Anything crushable gets crushed in a mortar and pestle. I avoid buzzing them because it's a little harder to strain perfectly. Let sit for 48 - 72 hours in a reasonably decent amber rum and you're good to go.

Pip Hanson | Marvel Bar

Posted

So I gave in and bought a 375ml of Captain Morgan. It was worth the small cost because I'm relaxed about mine now. It tastes much better than that already. I think I'm going to give it a little longer though. I want mine to be "Hey! That's spiced!" not the "Yeah, I think I taste something behind the vanilla" of the Captain Morgan.
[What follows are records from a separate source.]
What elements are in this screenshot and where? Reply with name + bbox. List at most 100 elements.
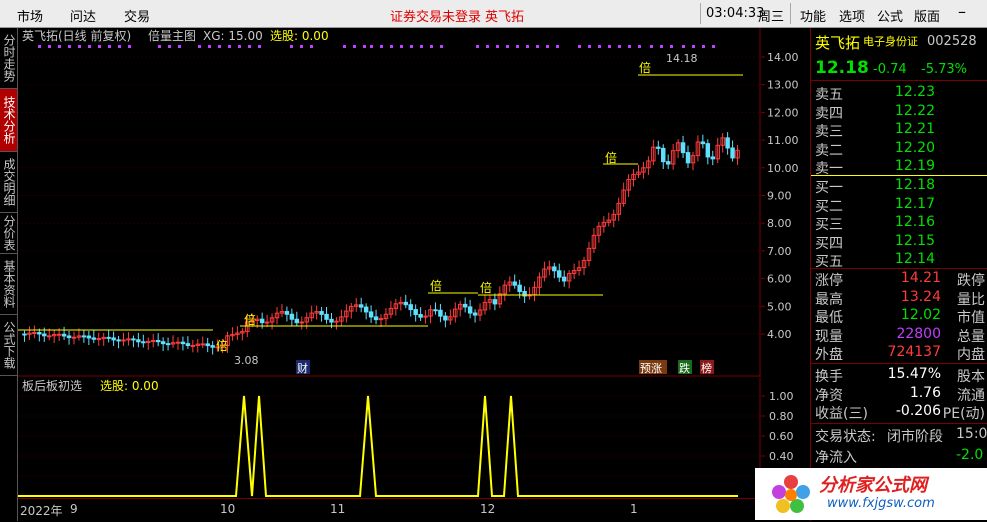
candle-body [86, 335, 92, 339]
signal-dot [712, 45, 715, 48]
trade-time: 15:0 [956, 426, 987, 442]
candle-body [210, 345, 215, 348]
tab-intraday[interactable]: 分时走势 [0, 28, 17, 89]
candle-body [725, 137, 730, 149]
candle-body [289, 313, 295, 320]
stat2-2-value: -0.206 [895, 403, 941, 419]
tab-trade-details[interactable]: 成交明细 [0, 152, 17, 213]
candle-body [334, 320, 339, 323]
cai-badge[interactable]: 财 [296, 360, 310, 375]
candle-body [71, 336, 77, 339]
menu-layout[interactable]: 版面 [914, 6, 940, 25]
candle-body [56, 333, 62, 336]
candlestick-chart[interactable]: 倍倍倍 倍倍倍 英飞拓(日线 前复权) 倍量主图 XG: 15.00 选股: 0.… [18, 28, 761, 377]
candle-body [42, 333, 47, 337]
menu-wenda[interactable]: 问达 [70, 6, 96, 25]
candle-body [517, 284, 522, 293]
svg-text:财: 财 [297, 361, 308, 375]
candle-body [284, 311, 290, 315]
ask-2-value: 12.20 [894, 139, 935, 156]
indicator-chart[interactable]: 板后板初选 选股: 0.00 [18, 378, 761, 498]
signal-dot [598, 45, 601, 48]
stat-3-row[interactable]: 现量 22800 总量 [815, 326, 985, 345]
tab-formula-download[interactable]: 公式下载 [0, 315, 17, 376]
candle-body [438, 309, 443, 317]
ask-2-row[interactable]: 卖二 12.20 [815, 139, 985, 159]
signal-dot [660, 45, 663, 48]
signal-dot [238, 45, 241, 48]
bid-2-row[interactable]: 买二 12.17 [815, 196, 985, 215]
candle-body [472, 312, 478, 316]
menu-function[interactable]: 功能 [800, 6, 826, 25]
stat-3-label2: 总量 [957, 328, 985, 345]
candle-body [175, 341, 181, 344]
signal-dot [300, 45, 303, 48]
quote-change-pct: -5.73% [921, 62, 967, 77]
bang-badge[interactable]: 榜 [700, 360, 714, 375]
price-tick-label: 5.00 [767, 300, 792, 313]
yuzhang-badge[interactable]: 预涨 [639, 360, 667, 375]
signal-dot [682, 45, 685, 48]
candle-body [37, 332, 42, 335]
stat-2-row[interactable]: 最低 12.02 市值 [815, 307, 985, 326]
bid-5-value: 12.14 [894, 251, 935, 267]
ask-3-row[interactable]: 卖三 12.21 [815, 121, 985, 140]
candle-body [91, 337, 97, 340]
price-tick-label: 6.00 [767, 273, 792, 286]
ask-5-row[interactable]: 卖五 12.23 [815, 84, 985, 103]
price-tick-label: 12.00 [767, 106, 799, 119]
menu-market[interactable]: 市场 [17, 6, 43, 25]
bei-marker: 倍 [480, 280, 492, 295]
tab-technical-analysis[interactable]: 技术分析 [0, 89, 17, 152]
divider [700, 3, 701, 24]
ask-3-value: 12.21 [894, 121, 935, 137]
bid-4-row[interactable]: 买四 12.15 [815, 233, 985, 252]
tab-price-table[interactable]: 分价表 [0, 213, 17, 254]
stat-0-row[interactable]: 涨停 14.21 跌停 [815, 270, 985, 289]
stat-4-label: 外盘 [815, 347, 843, 363]
signal-dot [476, 45, 479, 48]
trade-status-label: 交易状态: [815, 429, 876, 445]
bid-4-label: 买四 [815, 235, 843, 252]
price-tick-label: 11.00 [767, 134, 799, 147]
menu-trade[interactable]: 交易 [124, 6, 150, 25]
candle-body [656, 146, 661, 149]
bid-5-row[interactable]: 买五 12.14 [815, 251, 985, 270]
menu-options[interactable]: 选项 [839, 6, 865, 25]
stat2-2-row[interactable]: 收益(三) -0.206 PE(动) [815, 403, 985, 422]
candle-body [418, 314, 423, 318]
bid-3-row[interactable]: 买三 12.16 [815, 214, 985, 233]
candle-body [680, 142, 686, 154]
menu-formula[interactable]: 公式 [877, 6, 903, 25]
die-badge[interactable]: 跌 [678, 360, 692, 375]
tab-basic-info[interactable]: 基本资料 [0, 254, 17, 315]
stat-1-row[interactable]: 最高 13.24 量比 [815, 289, 985, 308]
price-tick-label: 8.00 [767, 217, 792, 230]
stat2-1-row[interactable]: 净资 1.76 流通 [815, 385, 985, 404]
stat-4-row[interactable]: 外盘 724137 内盘 [815, 344, 985, 363]
ask-1-row[interactable]: 卖一 12.19 [815, 158, 985, 177]
candle-body [403, 301, 408, 306]
bid-1-row[interactable]: 买一 12.18 [815, 177, 985, 196]
bid-2-label: 买二 [815, 198, 843, 215]
ask-1-label: 卖一 [815, 161, 843, 177]
candle-body [200, 343, 205, 346]
signal-dot [88, 45, 91, 48]
candle-body [96, 338, 101, 341]
candle-body [294, 318, 300, 324]
ask-2-label: 卖二 [815, 142, 843, 159]
stat2-0-row[interactable]: 换手 15.47% 股本 [815, 366, 985, 385]
minimize-button[interactable]: – [958, 2, 966, 21]
candle-body [111, 337, 116, 341]
ask-4-row[interactable]: 卖四 12.22 [815, 103, 985, 122]
signal-dot [178, 45, 181, 48]
signal-dot [98, 45, 101, 48]
candle-body [329, 318, 334, 323]
signal-dot [258, 45, 261, 48]
stat2-2-label: 收益(三) [815, 406, 868, 422]
net-inflow-label: 净流入 [815, 450, 857, 466]
bid-5-label: 买五 [815, 254, 843, 270]
stat2-1-label2: 流通 [957, 387, 985, 404]
divider [811, 423, 987, 424]
candle-body [368, 311, 374, 318]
It's kinda like wrestling a gorilla... you don't stop when you're tired, you stop when the gorilla is tired.

Posted

I'm not surprised that it's turning out well; sounds like a good concoction. Concider picking up a bottle of Sailor Jerry as it's much better than Captain Morgan. Kraken is a dark spiced rum, which has recently shown up in our liquor stores, and I'll try it when the Sailor Jerry gets low.

Posted

I appreciate the suggestions but I don't really want to pick up any of the store stuff. That was the point of rolling my own. I only caved on the C.M. because I'm unfamiliar with spiced rum and wanted some kind of base to compare my results to.

It's kinda like wrestling a gorilla... you don't stop when you're tired, you stop when the gorilla is tired.

Posted

At my bar here in Grand Rapids, I make a "French Toast" Rum that's really popular and blends really nicely. I use 1 part black cardamom, 1 part allspice, 1 part vanilla bean, 2 parts cinnamon bark (not cassia!), and 3 parts Grade B Dark maple syrup, all in 1750ml of Cruzan Aged White rum. It's simple enough to blend well, but complex enough to be really enjoyable on its own.

I'm sure it would work with the more-available grade A maple syrup, but you'd need to add more to get the right flavor-balance, which in turn would make the rum sweeter than I'd like it. With the grade B, it's an "idea" of sweetness, but still tastes like rum.. hah.

For the love of god don't use fake maple anything.

Torren O'Haire - Private Chef, FMSC Tablemaster, Culinary Scholar

"life is a combination of magic and pasta"

-F. Fellini

"We should never lose sight of a beautifully conceived meal."